Transistors and tunnel diodes enabled by large-scale MoS2 nanosheets grown on GaN

We report growth, fabrication, and device results of MoS2-based transistors and diodes implemented on a single 2D/3D material platform. The 2D/3D platform consists of a large-area MoS2 thin film grown on SiO2/p-GaN substrates. Atomic force microscopy, scanning electron microscopy, and Raman spectroscopy were used to characterize the thickness and quality of the as-grown MoS2 film, showing that the large-area MoS2 nanosheet has a smooth surface morphology constituted by small grains. Starting from the same material, both top-gated MoS2 field effect transistors and MoS2/SiO2/p-GaN heterojunction diodes were fabricated.
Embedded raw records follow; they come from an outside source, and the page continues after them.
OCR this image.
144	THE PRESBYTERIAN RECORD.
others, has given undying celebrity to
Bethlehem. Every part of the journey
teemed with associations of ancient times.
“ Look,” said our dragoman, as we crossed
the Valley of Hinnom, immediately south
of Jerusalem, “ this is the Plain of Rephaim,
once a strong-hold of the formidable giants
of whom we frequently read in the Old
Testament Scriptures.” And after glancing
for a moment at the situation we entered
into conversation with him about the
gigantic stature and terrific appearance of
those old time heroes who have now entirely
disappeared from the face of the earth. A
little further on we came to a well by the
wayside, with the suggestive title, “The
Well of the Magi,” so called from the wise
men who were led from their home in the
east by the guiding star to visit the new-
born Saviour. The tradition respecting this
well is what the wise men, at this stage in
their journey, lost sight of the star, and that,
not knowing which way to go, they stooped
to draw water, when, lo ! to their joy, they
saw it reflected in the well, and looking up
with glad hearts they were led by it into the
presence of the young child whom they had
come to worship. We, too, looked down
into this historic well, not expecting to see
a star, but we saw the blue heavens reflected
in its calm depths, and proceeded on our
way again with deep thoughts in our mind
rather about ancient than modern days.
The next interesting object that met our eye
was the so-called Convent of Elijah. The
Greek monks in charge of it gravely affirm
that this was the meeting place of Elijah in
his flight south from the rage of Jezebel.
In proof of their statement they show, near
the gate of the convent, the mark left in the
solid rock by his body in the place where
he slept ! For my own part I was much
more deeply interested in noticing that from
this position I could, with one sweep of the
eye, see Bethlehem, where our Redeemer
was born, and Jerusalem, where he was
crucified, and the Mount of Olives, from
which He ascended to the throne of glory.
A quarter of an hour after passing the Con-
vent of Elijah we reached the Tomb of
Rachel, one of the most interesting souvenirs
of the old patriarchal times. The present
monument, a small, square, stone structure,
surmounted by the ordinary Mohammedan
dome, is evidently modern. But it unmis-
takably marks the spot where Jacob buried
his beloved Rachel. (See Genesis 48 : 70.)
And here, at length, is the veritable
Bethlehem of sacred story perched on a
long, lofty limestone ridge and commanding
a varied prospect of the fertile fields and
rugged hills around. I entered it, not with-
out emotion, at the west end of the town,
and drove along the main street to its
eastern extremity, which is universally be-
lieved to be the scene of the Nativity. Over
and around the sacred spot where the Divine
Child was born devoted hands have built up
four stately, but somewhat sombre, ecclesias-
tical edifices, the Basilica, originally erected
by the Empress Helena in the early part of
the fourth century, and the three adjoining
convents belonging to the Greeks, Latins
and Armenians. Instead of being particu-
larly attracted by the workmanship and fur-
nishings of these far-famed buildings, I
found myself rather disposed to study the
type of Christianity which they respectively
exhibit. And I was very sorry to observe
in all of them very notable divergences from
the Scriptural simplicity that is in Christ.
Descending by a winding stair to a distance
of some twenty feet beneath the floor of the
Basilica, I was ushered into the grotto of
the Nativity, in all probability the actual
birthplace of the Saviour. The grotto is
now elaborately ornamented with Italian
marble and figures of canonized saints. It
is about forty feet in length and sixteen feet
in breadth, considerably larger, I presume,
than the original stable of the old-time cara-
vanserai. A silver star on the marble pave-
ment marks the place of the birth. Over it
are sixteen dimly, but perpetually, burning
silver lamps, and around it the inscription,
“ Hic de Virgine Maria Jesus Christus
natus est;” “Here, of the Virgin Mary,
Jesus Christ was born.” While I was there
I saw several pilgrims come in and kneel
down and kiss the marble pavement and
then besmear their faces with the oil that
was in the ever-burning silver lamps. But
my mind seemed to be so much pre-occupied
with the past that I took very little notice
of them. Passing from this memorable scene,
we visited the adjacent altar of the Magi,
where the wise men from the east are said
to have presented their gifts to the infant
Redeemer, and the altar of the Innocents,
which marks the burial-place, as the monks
The transistors exhibited a high on/off ratio of 105, a subthreshold swing of 74 mV dec(-1), field effect mobility of 0.17 cm(2) V-1 s(-1), and distinctive current saturation characteristics. For the heterojunction diodes, current-rectifying characteristics were demonstrated with on-state current density of 29 A cm(-2) and a current blocking property up to -25 V without breakdown. The reported transistors and diodes enabled by the same 2D/3D material stack present promising building blocks for constructing future nanoscale electronics.